Rosny Hill public meeting Tuesday 17 July 2018: Speaking notes – Peter McGlone

Privatising a public reserve

Hunter developments proposal is just too large for Rosny Hill. When you add up the area required for buildings and infrastructure and the fire management zone that surrounds them, it will occupy and degrade more than 40% of the Rosny Hill Nature Recreation Area.

A development of this size will totally dominate the reserve and alienate most people who currently enjoy using the reserve for passive recreation and to get away from “developed” areas.

Most locals will simply not want to visit the reserve if the development is constructed.

If you do continue to visit the area surrounding the development it will be a much diminished experience: less bushland, 800 cars per day and people in accommodation looking at you.

Destruction of native vegetation

The development will result in a substantial area of eucalypt woodland and she oak forest being cleared.

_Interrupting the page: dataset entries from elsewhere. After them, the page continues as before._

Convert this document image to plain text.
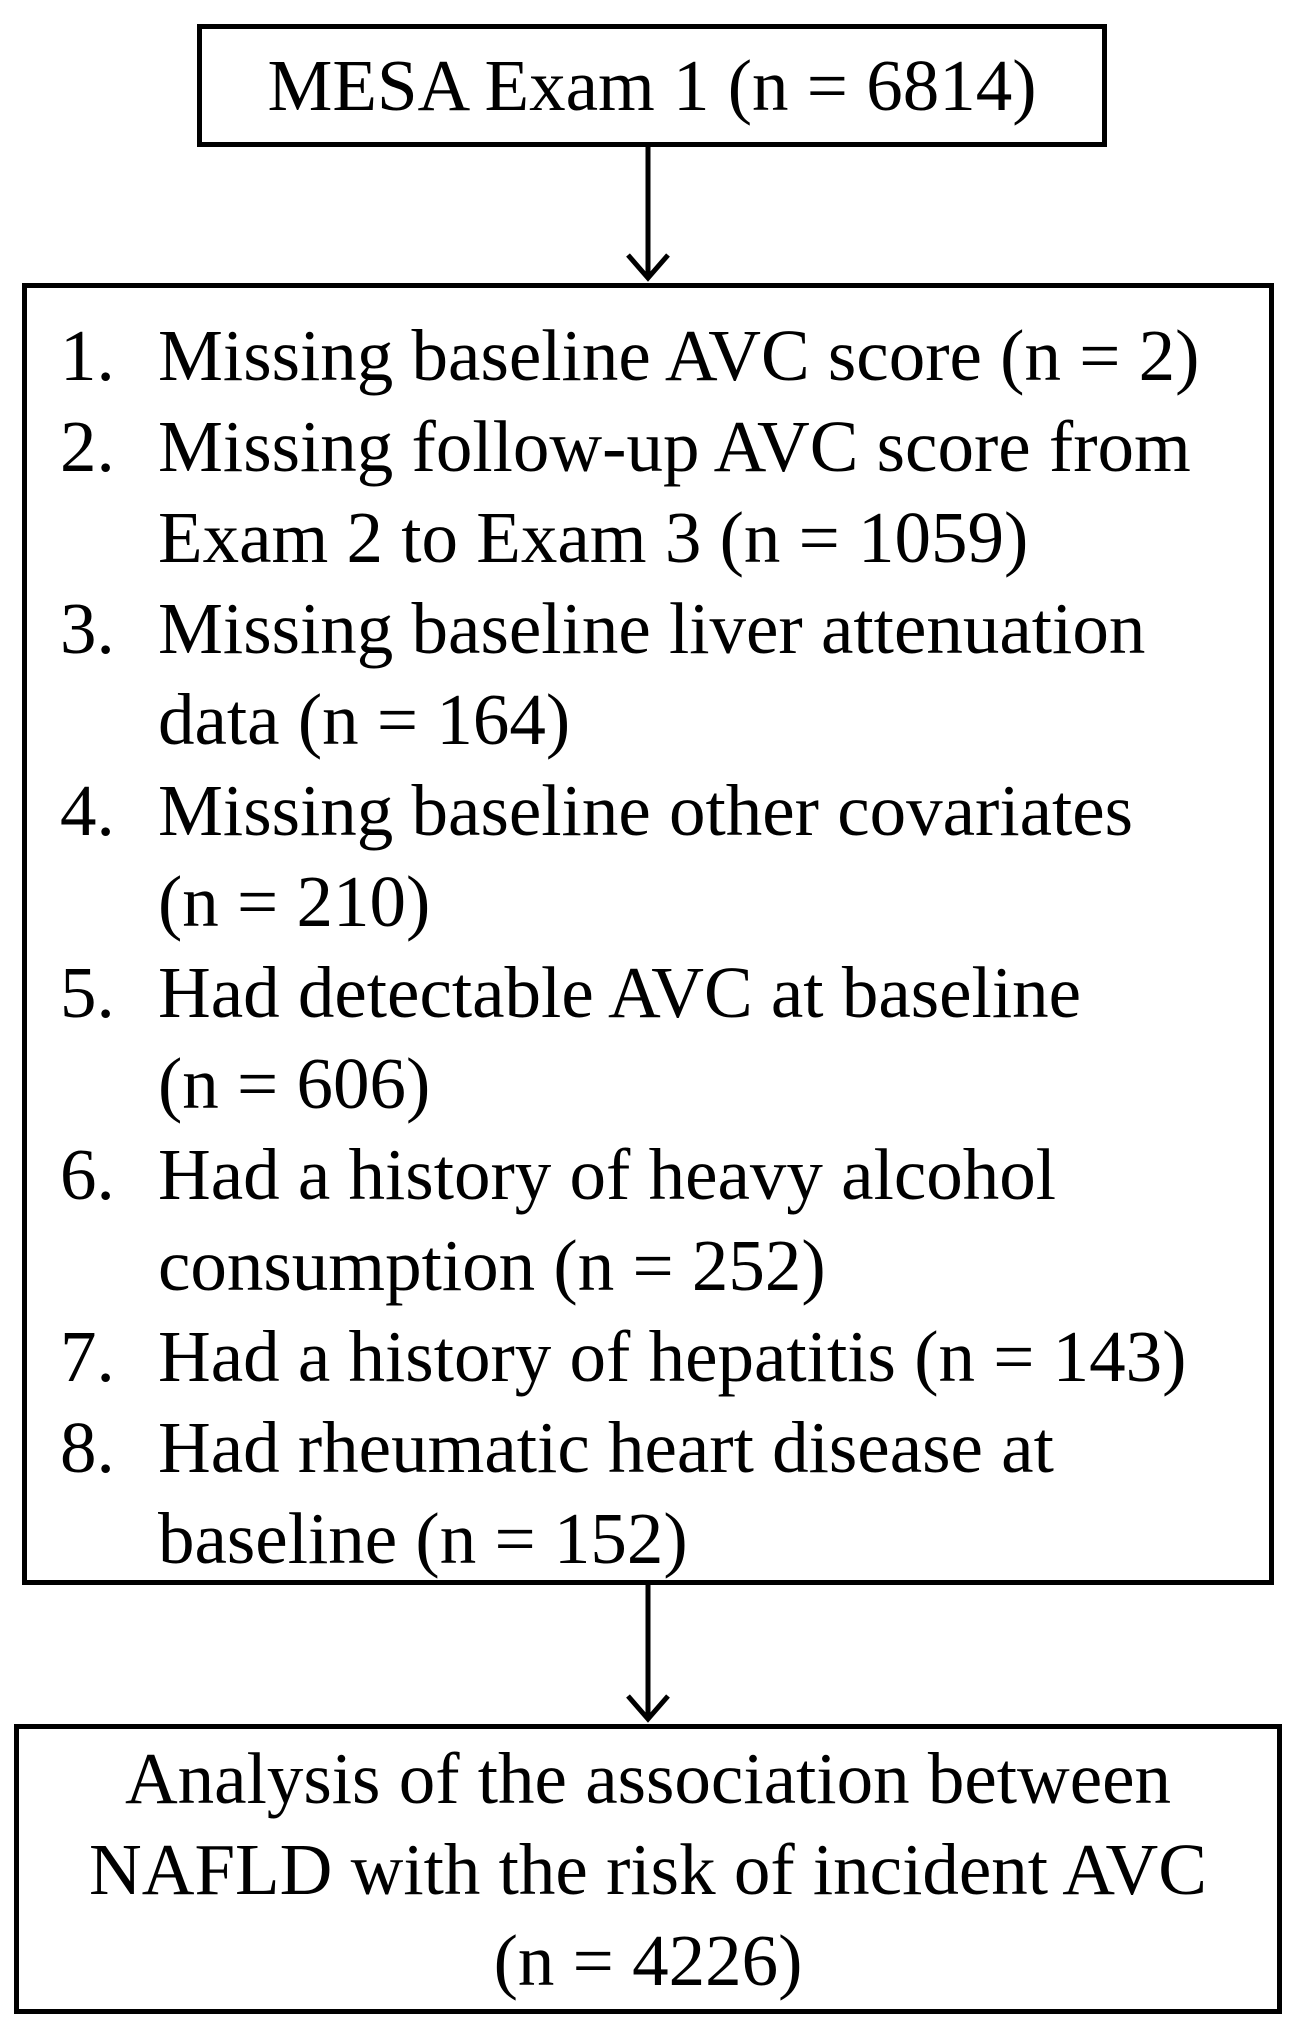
MESA Exam 1 (n = 6814)
1. Missing baseline AVC score (n = 2)
2. Missing follow-up AVC score from
Exam 2 to Exam 3 (n = 1059)
3. Missing baseline liver attenuation
data (n = 164)
4. Missing baseline other covariates
(n = 210)
5. Had detectable AVC at baseline
(n = 606)
6. Had a history of heavy alcohol
consumption (n = 252)
7. Had a history of hepatitis (n = 143)
8. Had rheumatic heart disease at
baseline (n = 152)
Analysis of the association between
NAFLD with the risk of incident AVC
(n = 4226)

The area affect by the proposed development includes the car park and other cleared areas, but still around 25% of the reserve’s vegetation will be cleared or highly degraded.

Much of the effected vegetation will not be directly cleared to make way for the proposed buildings but it will be lost over time.  The vegetation surrounding the buildings will be fragmented and degraded by construction activity and, over time, it will be further degraded by fire mitigation works and trampling by thousands of visitors.

We compared a map of the proposed development with a distribution map of the endangered Leafy sun orchid. About half of the orchid population will be destroyed to make way for the development. The Rosny Hill population is the largest known population in Tasmania and is the only Tasmanian population found in a formal reserve. To do this to a threatened species anywhere is outrageous but to do it in a reserve is just beyond words.

A history of inadequate community consultation

The Council has treated the local residents horribly as they seem desperate to force an unwanted development on an unwilling community.

In 2014 the Council initiated a process to identify a preferred developer for Rosny Hill without first asking the community whether they wanted any development on the hill or. if they wanted development, what type of size would be acceptable.

This approach to community consultation is dishonest as the community is not given a choice in the critical first step – the Council presumably hoped that the proposed development would be seen as a fait accompli.

This approach is unfair as the community is put in a position of being unequal with the developers, having to fight against a development proposal they don’t want rather than being involved in planning one that it and a developer might support.

In 2015 the Council picked Hunter Developments proposal, ignoring the fact that is contrary to the Rosny Hill Management Strategy and over-ridding the very thorough and informed community consultation that the strategy was built upon.

The Strategy states that ‘Any proposal for development would need to’ ‘be located within the development zone areas defined by council’ (Page 39-40) – these are two small areas corresponding to the existing car park and a degraded area to the north of it (each only a hectare or two).

The Council’s preferred development is ten times as large as these two areas.

By proceeding with a preferred developer who proposes a development much larger than the areas identified in the Strategy the Council is being grossly dishonest.  The Strategy recommendation should be adhered to and any development restricted to the identified development zones.

In February 2016, 218 residents of Rosny and Montague Bay signed a letter to the Council calling for the Council to initiate a process to have Rosny Hill rezoned to limit all development to the two areas identified in the Strategy.

The Council refused to even put this issue on the agenda for discussion and most councillors to this day have refused to meet with concerned residents.

Concluding comments

For four years the Clarence Council has been ignoring the community – it is now time for the Council to listen to what the community wants.

The Minister for Parks and Wildlife Service, Will Hodgman confirmed in a letter to the Rosny Hill Friends Network in June that the council can grant land owner consent for a development. Well if Council can grant consent it can refuse consent and it should do so immediately and put an end to this inappropriate over-size development.